Former Town of Oyster Bay Attorney Leonard Genova.

Former Town of Oyster Bay Attorney Leonard Genova. Credit: Newsday / Alejandra Villa

A judge has issued an immunity order requiring former Oyster Bay Town Attorney Leonard Genova to testify in the upcoming federal corruption case of former Nassau County Executive Edward Mangano and former town Supervisor John Venditto, court records show.

The disclosure of the Jan. 9 order was part of paperwork filed Friday in a U.S. Securities and Exchange Commission matter connected to Genova and Oyster Bay.

The court’s immunity order specifies that Genova provide testimony “regarding conduct relating to certain matters alleged” in an SEC complaint.

An immunity order means an individual must testify if called as a witness and can’t invoke a Fifth Amendment right not to incriminate oneself — but also won’t face prosecution if admitting any related crimes.

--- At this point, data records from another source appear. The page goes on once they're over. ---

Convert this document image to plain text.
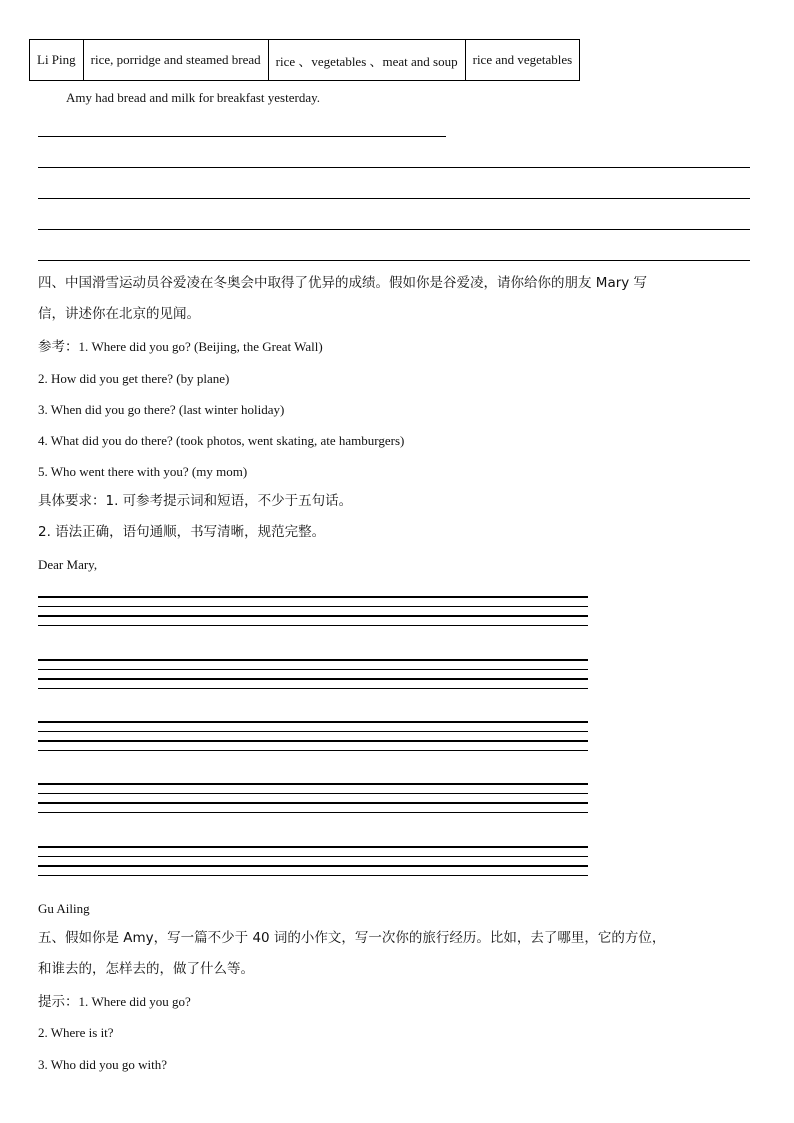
Li Ping	rice, porridge and steamed bread	rice 、vegetables 、meat and soup	rice and vegetables
Amy had bread and milk for breakfast yesterday.
四、中国滑雪运动员谷爱凌在冬奥会中取得了优异的成绩。假如你是谷爱凌，请你给你的朋友 Mary 写
信，讲述你在北京的见闻。
参考：1. Where did you go? (Beijing, the Great Wall)
2. How did you get there? (by plane)
3. When did you go there? (last winter holiday)
4. What did you do there? (took photos, went skating, ate hamburgers)
5. Who went there with you? (my mom)
具体要求：1. 可参考提示词和短语，不少于五句话。
2. 语法正确，语句通顺，书写清晰，规范完整。
Dear Mary,
Gu Ailing
五、假如你是 Amy，写一篇不少于 40 词的小作文，写一次你的旅行经历。比如，去了哪里，它的方位，
和谁去的，怎样去的，做了什么等。
提示：1. Where did you go?
2. Where is it?
3. Who did you go with?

Nicholas Gravante Jr., Genova’s attorney, said on Monday that Genova had been interviewed by the government, speaking several times with both the U.S. Attorney’s Office and the SEC.

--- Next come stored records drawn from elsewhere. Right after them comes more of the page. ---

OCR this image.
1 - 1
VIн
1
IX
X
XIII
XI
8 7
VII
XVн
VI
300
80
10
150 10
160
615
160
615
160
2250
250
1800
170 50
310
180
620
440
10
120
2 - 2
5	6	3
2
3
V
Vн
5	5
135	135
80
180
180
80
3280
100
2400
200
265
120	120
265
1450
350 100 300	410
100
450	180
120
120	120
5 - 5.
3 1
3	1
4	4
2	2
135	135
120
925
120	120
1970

Both the SEC’s case against Genova, a civil matter, and the criminal case against Mangano and Venditto and Mangano’s wife, Linda, involve Oyster Bay indirectly guaranteeing more than $20 million in private loans for a concessionaire. The three defendants have pleaded not guilty.

Federal prosecutors have alleged the Manganos and Venditto were part of a scheme in which the elected officials helped concessionaire Harendra Singh get the indirect loan guarantees and government contracts in exchange for kickbacks and a $450,000 no-show job for Linda Mangano.

Genova, 54, last week agreed to settle the SEC’s fraud case against him. A civil complaint had alleged he, Venditto and others helped a concessionaire get indirect loan guarantees and then concealed them from investors in Oyster Bay’s securities offerings.

Genova agreed to permanent injunctions “against violating the charged securities laws or participating in any offerings of municipal securities.” Gravante previously said Genova agreed not to contest the allegations for the purposes of the settlement, but wasn’t admitting anything in the complaint.

Attorneys familiar with the use of immunity orders said prosecutors sometimes seek immunity for a potential witness – usually after extensive negotiations with that person’s attorney – if that person provides information helpful to their case. Other times, the government comes to cooperation agreements whereby a potential witness agrees to plead guilty and testify for the government in exchange for a favorable sentencing recommendation.

Lawyers who deal with such matters also said that, generally speaking, prosecutors sometimes decide to seek immunity instead of pursuing cooperation agreements if a witness helps their case early on, or if the proof of wrongdoing against that person is more marginal.

Two figures central to the prosecution’s case, Singh and former town deputy attorney Frederick Mei, previously entered secret guilty pleas in the case – as recently disclosed in court papers.

Singh agreed to cooperate against the defendants when pleading guilty to bribing Edward Mangano and Venditto and trying to bribe New York City Mayor Bill de Blasio, who wasn’t charged. Court documents also recently showed that Mei, who pleaded guilty to honest services fraud, wore an FBI wire for months.

Edward Mangano has been charged with conspiracy, bribery, wire fraud and extortion. His wife has been charged with making false statements, conspiracy and obstruction of justice. Venditto is charged with conspiracy, bribery, securities fraud, wire fraud, making false statements and obstruction of justice.

Attorneys for the Manganos declined to comment Monday, as did a U.S. Attorney’s Office spokesman. Venditto’s attorney couldn’t be immediately reached.